DossierSociedade

No Lumiar do futuro

__Pedro Delgado AlvesPedro Delgado Alves tem 33 anos, frequentou a Escola Alemã de Lisboa, em Telheiras, é licenciado em Direito e docente na Faculdade de Direito da Universidade de Lisboa desde 2004, na área do Direito Constitucional. É deputado à Assembleia da República desde 2011 e, na cidade de Lisboa, é membro do Secretariado da Concelhia do PS. Em Outubro de 2013, após as eleições autárquicas de Setembro desse ano, tomou posse como presidente da Junta de Freguesia do Lumiar.

Recebe uma das maiores freguesias da capital, tanto em área geográfica como em número de habitantes. Quais são as maiores preocupações de um presidente que acaba de chegar?

Com a reforma administrativa, o Lumiar tornou-se mesmo a maior Freguesia em número de habitantes e de eleitores. Apesar de alguns acertos de fronteira com Carnide e com os Olivais, o território é essencialmente o mesmo que existia antes. Sempre foi um território muito rico e heterogéneo, integrando realidades com identidades e vivências próprias, como são as zonas tradicionais do centro do Lumiar e do Paço do Lumiar, as zonas de expansão urbanística do último quartel do século passado – a Quinta do Lambert e o Parque Europa e Telheiras – e ainda a parcela mais significativa da Alta de Lisboa, com o ambicioso projeto de renovação urbana que traz associado.

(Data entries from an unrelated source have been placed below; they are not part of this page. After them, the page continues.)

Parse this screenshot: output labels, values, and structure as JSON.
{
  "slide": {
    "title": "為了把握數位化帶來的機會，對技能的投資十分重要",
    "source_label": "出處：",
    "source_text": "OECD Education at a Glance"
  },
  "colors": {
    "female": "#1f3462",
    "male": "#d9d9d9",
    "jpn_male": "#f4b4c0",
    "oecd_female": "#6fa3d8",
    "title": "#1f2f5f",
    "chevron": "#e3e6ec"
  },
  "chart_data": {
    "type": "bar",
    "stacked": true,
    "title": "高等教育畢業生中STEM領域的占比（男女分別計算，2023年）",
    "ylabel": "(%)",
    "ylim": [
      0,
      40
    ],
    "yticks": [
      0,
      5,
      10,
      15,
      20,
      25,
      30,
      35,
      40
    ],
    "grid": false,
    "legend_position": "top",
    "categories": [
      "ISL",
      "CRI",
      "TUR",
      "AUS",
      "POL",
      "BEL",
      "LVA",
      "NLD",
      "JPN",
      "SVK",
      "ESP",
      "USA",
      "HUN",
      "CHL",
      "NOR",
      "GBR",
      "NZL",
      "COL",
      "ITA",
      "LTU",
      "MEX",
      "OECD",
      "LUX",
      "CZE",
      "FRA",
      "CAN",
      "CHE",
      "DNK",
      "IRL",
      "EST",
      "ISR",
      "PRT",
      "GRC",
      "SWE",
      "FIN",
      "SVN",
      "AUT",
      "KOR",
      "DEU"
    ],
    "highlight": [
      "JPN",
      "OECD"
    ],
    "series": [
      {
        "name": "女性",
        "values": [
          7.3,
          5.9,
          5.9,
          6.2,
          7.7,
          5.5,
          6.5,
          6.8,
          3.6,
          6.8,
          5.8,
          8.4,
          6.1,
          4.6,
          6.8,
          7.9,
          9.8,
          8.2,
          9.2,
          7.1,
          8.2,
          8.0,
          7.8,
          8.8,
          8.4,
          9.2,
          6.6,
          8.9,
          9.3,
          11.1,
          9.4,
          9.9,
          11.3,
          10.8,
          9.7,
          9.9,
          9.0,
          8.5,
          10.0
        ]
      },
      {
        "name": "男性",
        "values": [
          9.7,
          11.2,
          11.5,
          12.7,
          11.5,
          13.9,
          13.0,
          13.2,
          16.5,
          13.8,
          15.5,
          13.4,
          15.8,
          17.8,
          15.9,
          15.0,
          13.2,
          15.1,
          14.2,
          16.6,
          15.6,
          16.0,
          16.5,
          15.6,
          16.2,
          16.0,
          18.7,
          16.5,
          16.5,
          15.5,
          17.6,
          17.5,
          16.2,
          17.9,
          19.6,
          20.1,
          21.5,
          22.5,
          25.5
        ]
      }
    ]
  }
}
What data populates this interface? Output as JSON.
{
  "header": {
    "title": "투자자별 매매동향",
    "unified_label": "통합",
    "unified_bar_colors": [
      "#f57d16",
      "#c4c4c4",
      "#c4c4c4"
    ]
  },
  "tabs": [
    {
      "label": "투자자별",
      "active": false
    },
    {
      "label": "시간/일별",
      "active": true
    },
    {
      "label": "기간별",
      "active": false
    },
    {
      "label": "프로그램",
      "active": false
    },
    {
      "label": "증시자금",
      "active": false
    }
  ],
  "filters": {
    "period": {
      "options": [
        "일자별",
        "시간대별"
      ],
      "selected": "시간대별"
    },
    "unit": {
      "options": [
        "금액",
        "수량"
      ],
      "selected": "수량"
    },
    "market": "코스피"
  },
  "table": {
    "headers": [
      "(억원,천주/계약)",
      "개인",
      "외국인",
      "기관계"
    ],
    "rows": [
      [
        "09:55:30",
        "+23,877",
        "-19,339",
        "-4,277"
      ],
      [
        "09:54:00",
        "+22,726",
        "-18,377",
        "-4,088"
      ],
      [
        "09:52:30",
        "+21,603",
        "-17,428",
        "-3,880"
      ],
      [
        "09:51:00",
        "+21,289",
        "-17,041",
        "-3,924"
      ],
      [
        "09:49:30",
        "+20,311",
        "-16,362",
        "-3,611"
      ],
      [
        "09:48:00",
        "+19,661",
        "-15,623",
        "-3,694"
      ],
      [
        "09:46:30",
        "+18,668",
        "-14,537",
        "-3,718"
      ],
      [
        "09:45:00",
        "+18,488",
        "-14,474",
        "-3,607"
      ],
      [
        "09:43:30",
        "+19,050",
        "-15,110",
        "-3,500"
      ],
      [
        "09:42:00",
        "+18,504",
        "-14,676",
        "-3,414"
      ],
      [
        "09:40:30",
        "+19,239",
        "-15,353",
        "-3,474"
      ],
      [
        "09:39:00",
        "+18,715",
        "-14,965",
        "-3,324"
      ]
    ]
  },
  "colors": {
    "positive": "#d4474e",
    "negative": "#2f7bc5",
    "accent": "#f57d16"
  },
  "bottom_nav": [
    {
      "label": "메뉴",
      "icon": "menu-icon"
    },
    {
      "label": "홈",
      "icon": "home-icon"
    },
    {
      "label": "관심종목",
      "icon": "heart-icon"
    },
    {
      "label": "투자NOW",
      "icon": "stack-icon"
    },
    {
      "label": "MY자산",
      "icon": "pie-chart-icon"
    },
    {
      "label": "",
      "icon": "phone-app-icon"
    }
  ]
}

Esta diversidade, apesar de trazer grande riqueza e potencial, leva a que uma gestão eficiente tenha de dar respostas a realidades bem distintas e com perfis próprios. Apesar de toda esta diversidade, é possível encontrar um desafio prioritário: a dimensão do apoio social. A crise é transversal e penalizadora de todas as famílias e de todas as faixas etárias, e apesar de termos de definir intervenções específicas e urgentes para a população mais vulnerável, o esforço é global e à escala de toda a Freguesia.

Quanto às novas competências atribuídas às juntas de freguesia – nomeadamente a manutenção e conservação de espaços públicos, bem como a gestão e manutenção de equipamentos como escolas do 1.º Ciclo – considera um desafio exequível?

A reforma administrativa de Lisboa, ao contrário do exercício relativamente improvisado e mal estudado que foi posto em prática pelo Governo no resto do País, assentou em vários anos de trabalho de detalhe, de estudo com as universidades, de participação da cidade e de identificação de qual o conjunto de tarefas para as quais as Juntas de Freguesia se encontravam vocacionadas e em que poderiam crescer.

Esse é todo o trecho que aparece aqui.